Academic commentary about patent law, i.p. law, creativity, and more
posted by Joe at 8:12 am
Others have noted the relative increase in the Supreme Court’s patent law docket over the last two terms. An additional area of significant Supreme Court activity is antitrust - another facet of the legal framework that structures competition in our market economy.
In today’s New York Times, Linda Greenhouse summarizes the Court’s two new grants in antitrust cases. Lyle Denniston described the same grants at SCOTUSblog yesterday.
UPDATE: Tony Mauro had this story about Leegin, the minimum retail price case, back in September. Hanno Kaiser weighed in at Antitrust Review, and Josh Wright weighed in at Truth on the Market.

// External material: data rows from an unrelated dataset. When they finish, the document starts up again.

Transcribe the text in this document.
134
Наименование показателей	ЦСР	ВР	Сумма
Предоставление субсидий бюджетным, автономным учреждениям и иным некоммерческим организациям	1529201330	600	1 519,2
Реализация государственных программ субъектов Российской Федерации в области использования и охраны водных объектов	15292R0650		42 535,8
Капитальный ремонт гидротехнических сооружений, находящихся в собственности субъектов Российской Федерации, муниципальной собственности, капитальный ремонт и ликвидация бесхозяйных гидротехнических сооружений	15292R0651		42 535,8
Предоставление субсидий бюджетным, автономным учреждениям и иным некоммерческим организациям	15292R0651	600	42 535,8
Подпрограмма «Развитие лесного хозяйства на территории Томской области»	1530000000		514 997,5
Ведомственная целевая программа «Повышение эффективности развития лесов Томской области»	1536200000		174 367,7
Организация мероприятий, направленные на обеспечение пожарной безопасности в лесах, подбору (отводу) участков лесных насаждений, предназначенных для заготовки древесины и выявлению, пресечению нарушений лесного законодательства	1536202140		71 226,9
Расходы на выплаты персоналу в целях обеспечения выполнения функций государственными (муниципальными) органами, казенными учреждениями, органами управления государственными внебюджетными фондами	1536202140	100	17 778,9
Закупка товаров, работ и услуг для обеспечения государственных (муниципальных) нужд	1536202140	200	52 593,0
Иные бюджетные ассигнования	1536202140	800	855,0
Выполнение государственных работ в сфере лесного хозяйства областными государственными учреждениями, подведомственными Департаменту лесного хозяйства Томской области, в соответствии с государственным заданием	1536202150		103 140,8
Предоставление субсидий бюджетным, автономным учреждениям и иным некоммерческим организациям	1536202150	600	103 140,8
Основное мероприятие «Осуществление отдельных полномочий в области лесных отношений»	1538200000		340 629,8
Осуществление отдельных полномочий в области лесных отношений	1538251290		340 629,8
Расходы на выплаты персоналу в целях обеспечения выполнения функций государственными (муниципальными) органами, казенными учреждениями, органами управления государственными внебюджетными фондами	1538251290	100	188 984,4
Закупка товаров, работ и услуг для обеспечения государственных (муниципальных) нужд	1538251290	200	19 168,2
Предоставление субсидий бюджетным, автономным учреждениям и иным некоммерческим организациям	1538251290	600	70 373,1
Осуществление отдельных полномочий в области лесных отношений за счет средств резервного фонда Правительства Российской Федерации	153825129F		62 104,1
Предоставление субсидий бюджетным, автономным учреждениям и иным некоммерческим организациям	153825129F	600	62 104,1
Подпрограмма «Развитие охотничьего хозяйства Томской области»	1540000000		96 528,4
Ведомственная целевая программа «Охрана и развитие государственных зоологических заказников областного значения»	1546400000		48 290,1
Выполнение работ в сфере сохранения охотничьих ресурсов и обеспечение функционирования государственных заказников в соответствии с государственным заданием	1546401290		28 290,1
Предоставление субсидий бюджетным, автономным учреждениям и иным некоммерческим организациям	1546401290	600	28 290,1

UPDATE 2: And here’s a fresh analysis from Thom Lambert at Truth on the Market.
posted by Joe at 9:04 am
Yesterday, the FTC issued a unanimous decision concluding that chiptech firm Rambus “unlawfully monopolized the markets for four computer memory technologies that have been incorporated into industry standards for dynamic random access memory — DRAM chips. DRAMs are widely used in personal computers, servers, printers, and cameras.”
Patent Hawk is all over it, at Patent Prospector.
posted by Joe at 10:32 pm
The New York Times has the story:
The Justice Department is investigating whether a deal involving two big pharmaceutical companies and a generic drug maker thwarted a potentially lower-priced competitor for the blood thinner Plavix, one of the world’s top-selling drugs. …
Initially, Sanofi and Bristol had sued to block Apotex’s version on the ground that it violated their patent, and a trial had been scheduled to begin last month in New York. But the companies announced in March that the patent lawsuit had been settled under terms that would have involved a payment to Apotex and an agreement that the company not sell its generic version until September 2011, eight months before the United States patent for Plavix was set to expire.
This is just two paragraphs from a detailed article. As they saying goes, read the whole thing …
There’s also a story on the same topic at the Globe & Mail.